C and N are blunt — they hit every flag on the current submission. Use when flags cluster. For mixed cases, click individually.

7 of 24 Ben Kowalski Pending
K/ prev · J/ next · G next pending
C confirm all · N dismiss all · Q exit
Overlay sits over the canvas; canvas updates to the current student. No reload between students.

When grades sync to the LMS gradebook AGS

If the assignment launched from Canvas, Schoology, Brightspace, or any LTI-1.3-AGS LMS, Save rubric fires an automatic score passback.

The pipeline

  1. Local save commits to Convex first. The grade is durable before any network call leaves the browser.
  2. Normalize: sum of chosen levels over sum of max levels, times 100, rounded. Four letter criteria all Excellent = 16/16 = 100. Three Proficient + one Excellent = 13/16 = 81. Numeric criteria use their own max. Mixed rubrics work the same way.
  3. Mint an OAuth2 access token against the LMS auth server, then POST an AGS Score-2.0 body to the assignment's lineitem.
  4. Provenance-review summary travels in the AGS comment field — "Provenance review: 2 confirmed · 1 non-issue · 0 pending".
  5. A pill reads Posted to Canvas on success or Canvas sync failed on error.

Multi-LMS broadcast: if an assignment is bound to columns in more than one LMS, the score posts to every bound column.

If passback fails, the local grade is safe. Failure logs to lmsSyncFailures and retries from your dashboard. Common causes: LMS rotated its key, lineitem URL changed, network blip.
Local save
Convex commits rubricScore + flips status to graded
Normalize to 0–100
13 / 16 levels = 81
Mint AGS access token
OAuth2 client-credentials against the LMS
POST to lineitem/scores
Score body + provenance comment

When students know they were graded

The instant Save flips a submission to graded: a bell titled "Graded: …" with the percent in the body, plus an email mirror. Both respect submission-graded mute in Settings → Notifications. Fires once on first flip; re-saves don't re-ping.

The student's rubric panel updates with scored levels, status graded, and gradedAt in the assignment header. The email CTA opens the assignment.

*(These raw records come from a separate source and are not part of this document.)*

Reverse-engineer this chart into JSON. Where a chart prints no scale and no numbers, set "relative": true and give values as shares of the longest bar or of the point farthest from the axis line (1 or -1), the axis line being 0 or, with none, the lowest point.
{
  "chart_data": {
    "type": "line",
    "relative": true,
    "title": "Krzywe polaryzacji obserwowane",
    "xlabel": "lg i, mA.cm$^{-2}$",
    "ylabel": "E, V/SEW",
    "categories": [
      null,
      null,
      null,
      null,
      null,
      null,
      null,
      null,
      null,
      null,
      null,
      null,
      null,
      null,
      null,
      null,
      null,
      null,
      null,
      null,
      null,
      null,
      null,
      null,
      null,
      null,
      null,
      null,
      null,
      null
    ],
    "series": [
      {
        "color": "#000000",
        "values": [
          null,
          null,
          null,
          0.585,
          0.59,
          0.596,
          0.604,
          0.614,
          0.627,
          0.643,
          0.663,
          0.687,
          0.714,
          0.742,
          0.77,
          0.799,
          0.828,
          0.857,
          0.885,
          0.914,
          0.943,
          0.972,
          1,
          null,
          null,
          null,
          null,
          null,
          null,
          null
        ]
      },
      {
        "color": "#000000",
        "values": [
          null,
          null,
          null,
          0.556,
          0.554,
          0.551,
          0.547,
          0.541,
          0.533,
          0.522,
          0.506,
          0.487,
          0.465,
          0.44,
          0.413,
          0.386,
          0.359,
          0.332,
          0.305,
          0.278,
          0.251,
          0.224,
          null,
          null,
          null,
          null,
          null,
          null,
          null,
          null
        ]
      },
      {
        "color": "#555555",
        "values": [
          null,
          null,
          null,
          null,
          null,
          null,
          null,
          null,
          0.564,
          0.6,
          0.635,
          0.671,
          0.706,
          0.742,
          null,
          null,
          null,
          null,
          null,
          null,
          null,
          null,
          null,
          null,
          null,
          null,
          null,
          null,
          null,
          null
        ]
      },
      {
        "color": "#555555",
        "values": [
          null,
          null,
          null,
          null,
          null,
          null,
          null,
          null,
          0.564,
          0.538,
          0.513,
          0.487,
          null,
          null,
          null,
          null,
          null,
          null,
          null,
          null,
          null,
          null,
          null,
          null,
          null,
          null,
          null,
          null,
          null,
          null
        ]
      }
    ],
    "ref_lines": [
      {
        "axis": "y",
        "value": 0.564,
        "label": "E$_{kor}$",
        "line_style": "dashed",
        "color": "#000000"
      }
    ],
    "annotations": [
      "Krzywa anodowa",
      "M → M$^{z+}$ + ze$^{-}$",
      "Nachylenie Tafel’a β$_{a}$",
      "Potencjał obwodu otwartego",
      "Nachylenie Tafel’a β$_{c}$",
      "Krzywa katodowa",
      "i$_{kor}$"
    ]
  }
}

LMS-integrated classes: the AGS score posts back and the LMS sends its own grade-received notification per the student's preferences. LMS-routed students get pinged twice unless they mute one channel — by design.

What the student sees today
Your grade Graded Jun 2
Argument: Proficient
Evidence: Excellent
Style: Developing
Mechanics: Proficient
Visible only when the student returns to the assignment.